Systemic infections are not common, but occur more favorably in some dry bean varieties. If the disease develops a systemic infection, it will cause curling, yellowing and death of young leaflets.

== Disease cycle ==
The seed is a source of inoculum and pathogen survives in seeds from the previous year. The pathogen of halo blight can overwinter in previously infected bean debris, contaminated seeds, weed hosts or volunteer beans. Halo blight can be dispersed by contact between wet leaves, rainfall, irrigation or people and animals moving through infested fields. The Pathogen can enter in either plant injuries or the natural openings in plants such as stomata and hydathodes during periods of high humidity or when the foliage is wet. Then the pathogen survives from defense mechanisms in intracellular spaces and obtain nutrients from the host. After 6–10 days of infection, bacteria oozes from lesions which causes secondary infections.

==Mode of action==
Toxin phaseolotoxin is produced, which acts as an irreversible inhibitor of ornithine carbamyltransferase (OTC), an essential enzyme involved in the conversion from ornithine to arginine, an amino acid which is utilized in the biosynthesis of proteins in plants.
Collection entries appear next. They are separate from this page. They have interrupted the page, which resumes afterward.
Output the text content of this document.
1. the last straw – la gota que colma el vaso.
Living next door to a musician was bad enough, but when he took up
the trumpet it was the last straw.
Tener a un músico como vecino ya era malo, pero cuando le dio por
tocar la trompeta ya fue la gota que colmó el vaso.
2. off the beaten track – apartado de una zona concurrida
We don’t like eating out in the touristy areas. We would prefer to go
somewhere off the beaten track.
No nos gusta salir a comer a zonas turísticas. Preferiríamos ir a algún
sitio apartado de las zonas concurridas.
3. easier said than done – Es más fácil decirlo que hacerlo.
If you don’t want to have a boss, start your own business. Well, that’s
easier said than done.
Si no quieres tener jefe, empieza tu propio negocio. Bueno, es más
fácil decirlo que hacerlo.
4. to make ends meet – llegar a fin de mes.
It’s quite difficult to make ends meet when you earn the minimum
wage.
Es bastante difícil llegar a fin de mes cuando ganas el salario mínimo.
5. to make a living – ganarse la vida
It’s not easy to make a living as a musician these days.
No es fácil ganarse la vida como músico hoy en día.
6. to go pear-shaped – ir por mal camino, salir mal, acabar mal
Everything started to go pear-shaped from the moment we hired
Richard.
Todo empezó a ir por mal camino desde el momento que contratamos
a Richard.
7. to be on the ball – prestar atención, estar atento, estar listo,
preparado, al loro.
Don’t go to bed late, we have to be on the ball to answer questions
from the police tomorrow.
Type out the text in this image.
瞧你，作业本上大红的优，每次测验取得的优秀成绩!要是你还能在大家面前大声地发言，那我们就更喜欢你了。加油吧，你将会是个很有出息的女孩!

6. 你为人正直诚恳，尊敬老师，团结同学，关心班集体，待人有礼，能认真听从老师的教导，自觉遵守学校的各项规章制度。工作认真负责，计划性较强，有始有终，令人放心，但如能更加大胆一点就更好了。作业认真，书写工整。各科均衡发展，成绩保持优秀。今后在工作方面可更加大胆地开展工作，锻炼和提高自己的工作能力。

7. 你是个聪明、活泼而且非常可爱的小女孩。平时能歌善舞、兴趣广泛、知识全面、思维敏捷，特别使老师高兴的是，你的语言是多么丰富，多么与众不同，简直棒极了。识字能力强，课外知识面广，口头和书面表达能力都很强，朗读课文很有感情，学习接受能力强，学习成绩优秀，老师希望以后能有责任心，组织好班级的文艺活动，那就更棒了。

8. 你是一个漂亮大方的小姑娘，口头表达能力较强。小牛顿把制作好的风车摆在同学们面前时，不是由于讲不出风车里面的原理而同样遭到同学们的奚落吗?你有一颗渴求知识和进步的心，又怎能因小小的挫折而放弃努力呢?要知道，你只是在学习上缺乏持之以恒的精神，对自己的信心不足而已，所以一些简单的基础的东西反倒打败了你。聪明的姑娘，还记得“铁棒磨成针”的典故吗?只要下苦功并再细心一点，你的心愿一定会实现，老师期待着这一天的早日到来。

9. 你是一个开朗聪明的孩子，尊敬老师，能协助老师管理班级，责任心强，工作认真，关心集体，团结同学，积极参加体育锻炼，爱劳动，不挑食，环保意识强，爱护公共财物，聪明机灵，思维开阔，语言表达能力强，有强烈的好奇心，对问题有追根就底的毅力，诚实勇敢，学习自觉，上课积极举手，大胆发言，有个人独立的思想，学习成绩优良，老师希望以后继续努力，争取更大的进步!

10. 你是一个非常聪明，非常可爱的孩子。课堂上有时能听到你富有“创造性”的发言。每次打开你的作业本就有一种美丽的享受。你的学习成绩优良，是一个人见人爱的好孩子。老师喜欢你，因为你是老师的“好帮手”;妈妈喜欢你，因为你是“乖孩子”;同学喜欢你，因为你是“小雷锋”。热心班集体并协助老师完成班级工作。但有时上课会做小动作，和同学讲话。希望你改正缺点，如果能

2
With presence of 30 pmol phaseolotoxin, it is able to reduce OCT activity to less than 20% of the one of unaffected OCT within, leading to arginine starvation and subsequently prohibiting protein synthesis. As a result, disease symptoms appear within 2 days, where chlorotic lesions appear as yellow halos surrounding black necrotic spots on the infected plants.

==Environment==
Halo blight seems to thrive when the temperatures are cooler. The optimal temperature for Pseudomonas Syringae to thrive is 20-23 °C. Moist environments also allow the spread of this disease. The pathogen enters the plant through wounds or stomata and hydathodes during periods of high relative humidity or free moisture. Above 28 °C, symptoms will usually not develop even though some water soaked spots may be present. Rain splash can allow the disease to spread, especially when there is a prevailing wind to allow the bacteria to transmit even farther. The presence of an organism such as a human or animal can also allow for the spread of the disease. Contact from the mammal to an infected plant cause the bacteria to be carried wherever the organism goes. The mammal can spread the disease to a whole new environment and introduce the pathogen to new hosts.

==Management==
There are plenty of methods used to stop the spread of Halo blight. These methods include the use of foliar sprays, treatments of seeds, and resistant cultivars. Seeds that are sanitized from the previous year to show no bacterial signs can be planted without the worry of spreading the pathogen. Foliar sprays are the best ways to stop the secondary spread of Halo blight. Copper is the main component of the foliar sprays which are used to contain this pathogen. The Bordeaux mixture and streptomycin are two of the main foliar sprays that have shown results when treating Halo blight. Both of these sprays contain copper which is the most used element in anti-bacterial sprays. Resistance is a very important aspect to stopping the spread of Halo blight. The testing of field resistance has helped plant pathologists understand which cultivars can be helpful in defending against this disease. A resistant cultivar called Pse-2 had a high breeding value against multiple races of the pathogen. All of these actions can help eradicate this bacterial pathogen from spreading to more crop areas.

== Importance ==
Halo Blight is an important disease to beans, a money crop, which allow the pathogen Pseudomonas syringae to continue its lifespan. Beans are only one cash crop that can be affected by halo blight. Fields that are affected by this bacteria are at risk for the spread of it by way of rain, wind, or organisms but a widespread infection isn’t common with the cultural practices that are now used. In 1963-1967 there were many precautions taken and irrigation practices used but the effect of the environmental conditions caused epidemics in Idaho beans. The disease triangle illustrates this idea by emphasizing the importance of pathogen, host, and environment.

== Cure ==
As noted above, there are many procedures that can be used to manage an infection of Pseudomonas syringae but there is no cure and crop destruction is the usual procedure.